Они смотрели друг на друга, и вдруг на миг любовь преодолела все несчастья.
— О, Титус, — проговорила Тиания дивным, волшебным голосом, ставшим слабым и испуганным, — неужели вправду все закончится так?
— Тиания, — пробился сквозь глубины отчаяния и позора голос Титуса, — я бы ни за что на свете не…
— Тише, мой Титус. — Тиания покачала головой. — Ибо я не смогла бы иначе. Если нам суждено страдать и умереть, значит, мы пострадаем и умрем вместе. Неужели ты думаешь, что я смогла бы жить без тебя?
Титус ответить не успел. Их разговор с Тианией прервал хриплый, грубый голос одного из трех рогатых стражников.
— Ха! Разговорились, любовнички! Поглядите, как они пялятся друг на дружку и бормочут ласковые словечки! — Стражник повернулся к своим напарникам. — Что скажете, братцы? Не пора ли нам угоститься этой парочкой, а?

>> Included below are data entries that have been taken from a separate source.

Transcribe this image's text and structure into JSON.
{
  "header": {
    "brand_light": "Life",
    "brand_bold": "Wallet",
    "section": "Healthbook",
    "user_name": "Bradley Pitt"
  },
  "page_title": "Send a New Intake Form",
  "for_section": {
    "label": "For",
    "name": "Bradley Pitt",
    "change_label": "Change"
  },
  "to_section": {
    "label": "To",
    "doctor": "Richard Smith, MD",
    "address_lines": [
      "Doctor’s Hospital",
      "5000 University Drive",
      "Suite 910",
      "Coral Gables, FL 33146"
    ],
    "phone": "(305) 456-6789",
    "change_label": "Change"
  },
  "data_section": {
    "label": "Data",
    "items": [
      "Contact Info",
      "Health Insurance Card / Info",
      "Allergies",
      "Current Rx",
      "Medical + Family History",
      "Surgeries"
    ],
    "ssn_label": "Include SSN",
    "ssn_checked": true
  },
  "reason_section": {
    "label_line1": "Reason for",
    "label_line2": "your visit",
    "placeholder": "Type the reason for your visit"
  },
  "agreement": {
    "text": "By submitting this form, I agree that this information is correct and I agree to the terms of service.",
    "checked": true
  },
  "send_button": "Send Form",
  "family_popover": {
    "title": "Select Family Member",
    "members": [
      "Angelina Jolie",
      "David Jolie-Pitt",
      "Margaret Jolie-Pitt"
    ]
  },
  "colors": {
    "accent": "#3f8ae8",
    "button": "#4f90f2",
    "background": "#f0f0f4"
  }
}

— Точно! — с нетерпением отозвался другой рогатый стражник. — А если бы вы оба меня послушались, так мы еще час назад за них взялись. Я хочу эту девку. Прямо сейчас!
Широченная прорезь рта рогача стала еще шире, когда он с вожделением воззрился на корчащуюся на базальтовых ступенях Тианию.

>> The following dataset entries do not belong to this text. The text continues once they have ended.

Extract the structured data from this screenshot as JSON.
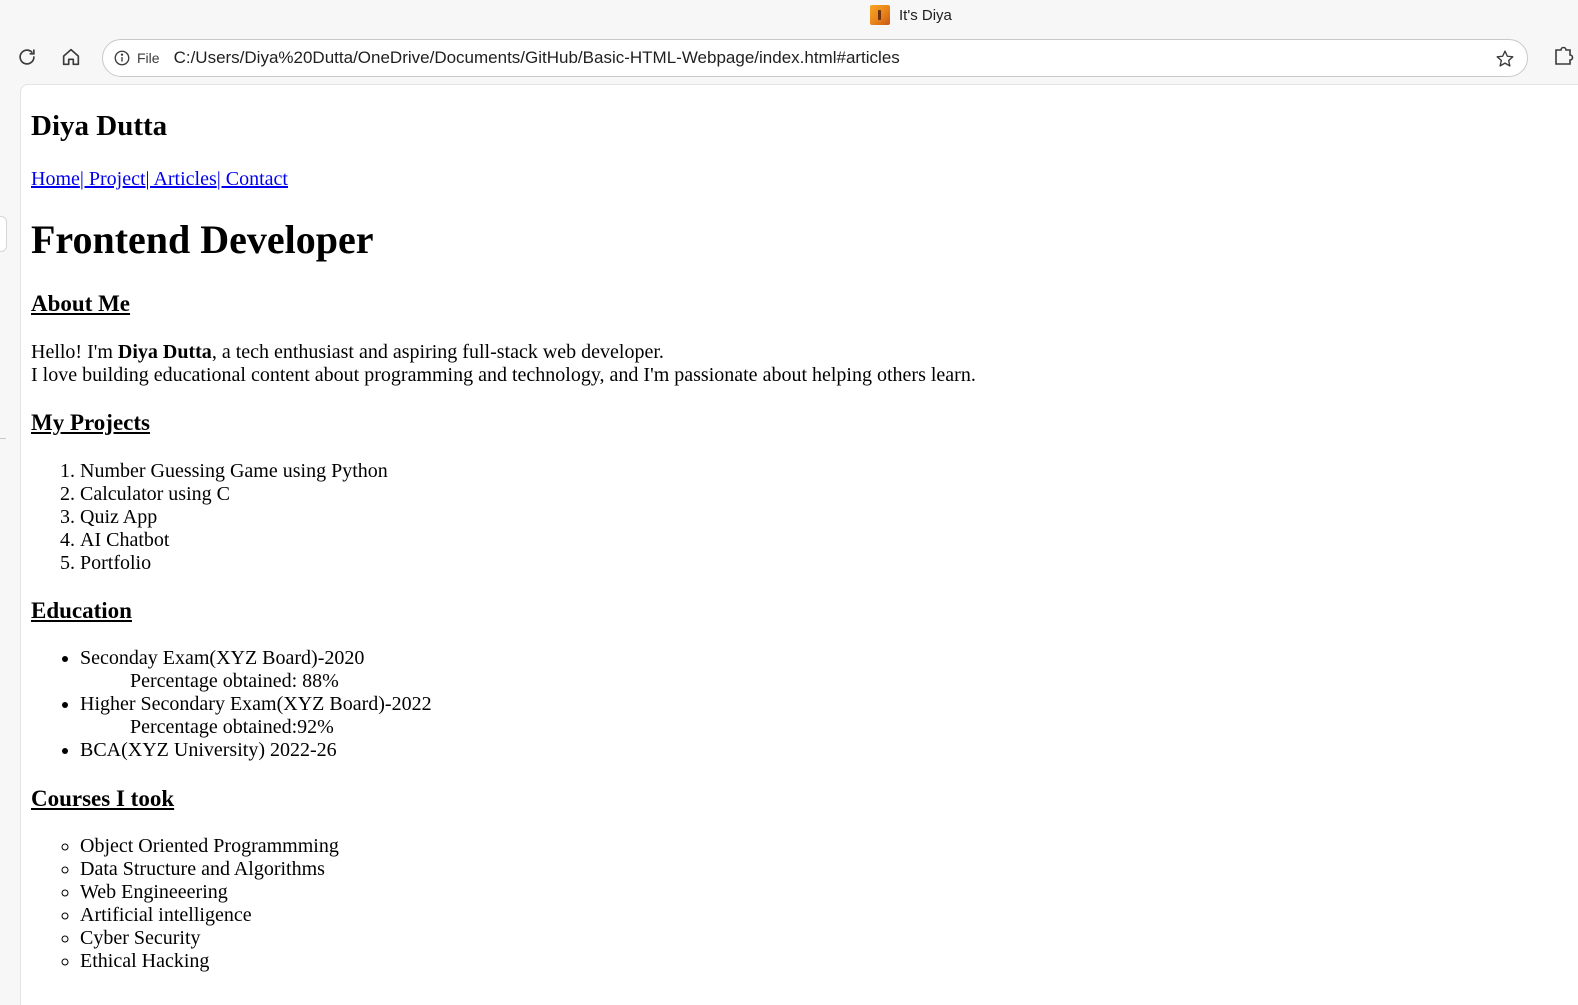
{
  "browser": {
    "tab_title": "It's Diya",
    "site_info_label": "File",
    "url": "C:/Users/Diya%20Dutta/OneDrive/Documents/GitHub/Basic-HTML-Webpage/index.html#articles",
    "icons": [
      "refresh-icon",
      "home-icon",
      "info-icon",
      "star-icon",
      "extensions-icon"
    ]
  },
  "page": {
    "site_name": "Diya Dutta",
    "nav": {
      "home": "Home",
      "project": "| Project",
      "articles": "| Articles",
      "contact": "| Contact"
    },
    "hero": "Frontend Developer",
    "about": {
      "heading": "About Me",
      "intro_before": "Hello! I'm ",
      "intro_name": "Diya Dutta",
      "intro_after": ", a tech enthusiast and aspiring full-stack web developer.",
      "line2": "I love building educational content about programming and technology, and I'm passionate about helping others learn."
    },
    "projects": {
      "heading": "My Projects",
      "items": [
        "Number Guessing Game using Python",
        "Calculator using C",
        "Quiz App",
        "AI Chatbot",
        "Portfolio"
      ]
    },
    "education": {
      "heading": "Education",
      "items": [
        {
          "title": "Seconday Exam(XYZ Board)-2020",
          "detail": "Percentage obtained: 88%"
        },
        {
          "title": "Higher Secondary Exam(XYZ Board)-2022",
          "detail": "Percentage obtained:92%"
        },
        {
          "title": "BCA(XYZ University) 2022-26",
          "detail": ""
        }
      ]
    },
    "courses": {
      "heading": "Courses I took",
      "items": [
        "Object Oriented Programmming",
        "Data Structure and Algorithms",
        "Web Engineeering",
        "Artificial intelligence",
        "Cyber Security",
        "Ethical Hacking"
      ]
    }
  }
}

Услышав эти слова рогатой твари, Титус Кроу беспомощно заметался, попытался вырваться из оков и выдохнул:
— Богом клянусь, я…
— Ну что «я», что, сновидец несчастный?
Наглый стражник прочертил острием своего ятагана кровавую полоску на груди Титуса Кроу.
— Стой! — крикнул третий рогатый мерзавец. Он подошел к Тиании и протянул заскорузлую руку к изорванному квадратику шелку, прикрывавшему ее прекрасную грудь. — А мы ведь еще не решили, кто из нас первым побалуется с девчонкой. — Он снял с пояса торбочку и достал из нее десятигранную игральную кость. — У кого больше выпадет, тот ее первым и оприходует, а у кого меньше — тот будет последним.